As the gatekeepers of the sarcoplasmic reticulum (SR) intracellular Ca2+ reservoir, ryanodine receptors (RyR) play a central role in many Ca2+ dependent signaling pathways. Our use of animal models of RYR1-linked diseases such as malignant hyperthermia and central core disease allow us to determine how mutations that cause opposing effects on RyR1 function affect muscle performance. These studies have revealed novel features of the mechanisms underlying these diseases and will be important in the development of new therapeutic options for RYR1-linked disease.

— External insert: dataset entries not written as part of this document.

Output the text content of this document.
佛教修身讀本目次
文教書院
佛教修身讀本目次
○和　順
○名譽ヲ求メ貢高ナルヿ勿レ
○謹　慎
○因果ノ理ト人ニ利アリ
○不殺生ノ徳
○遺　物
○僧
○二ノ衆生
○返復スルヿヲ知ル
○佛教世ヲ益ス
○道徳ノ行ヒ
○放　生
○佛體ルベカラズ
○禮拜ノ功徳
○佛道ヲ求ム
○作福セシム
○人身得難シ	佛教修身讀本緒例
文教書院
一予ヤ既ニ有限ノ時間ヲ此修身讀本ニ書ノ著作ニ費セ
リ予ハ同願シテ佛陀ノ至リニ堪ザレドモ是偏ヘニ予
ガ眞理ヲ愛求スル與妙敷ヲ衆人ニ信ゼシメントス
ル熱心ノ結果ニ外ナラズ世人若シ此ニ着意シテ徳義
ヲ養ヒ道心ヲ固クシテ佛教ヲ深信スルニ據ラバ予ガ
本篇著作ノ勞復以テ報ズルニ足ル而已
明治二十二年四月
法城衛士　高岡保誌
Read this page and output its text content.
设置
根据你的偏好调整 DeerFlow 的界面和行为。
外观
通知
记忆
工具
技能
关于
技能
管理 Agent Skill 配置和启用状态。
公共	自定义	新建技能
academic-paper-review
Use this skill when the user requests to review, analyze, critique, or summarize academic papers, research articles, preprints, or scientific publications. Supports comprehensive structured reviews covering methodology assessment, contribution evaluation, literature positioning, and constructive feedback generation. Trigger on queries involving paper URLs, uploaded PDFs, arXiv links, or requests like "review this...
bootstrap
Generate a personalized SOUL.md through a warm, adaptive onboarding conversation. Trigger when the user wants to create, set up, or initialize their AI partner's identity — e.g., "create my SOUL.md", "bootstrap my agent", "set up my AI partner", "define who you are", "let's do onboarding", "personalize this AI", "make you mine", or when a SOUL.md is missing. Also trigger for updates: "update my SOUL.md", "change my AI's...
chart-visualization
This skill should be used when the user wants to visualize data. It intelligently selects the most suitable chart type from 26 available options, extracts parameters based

Evidence shows that changes in muscle energy expenditure have a systemic effect, altering whole body metabolism. Skeletal muscle represents ~40 percent of total body mass in mammals and contributes about 30% of the resting metabolic rate in adult humans, therefore changes in muscle activity and muscle metabolism are likely to be important in the pathogenesis of obesity and diabetes. We study the molecular and cellular mechanisms of Ca2+ dependent signaling pathways that regulate muscle metabolism and modulate whole body metabolism. We are assessing the impact of exercise and pharmacological compounds on these pathways and aim to develop novel therapeutic strategies for people who are unable to exercise to maintain optimal muscle function and metabolism.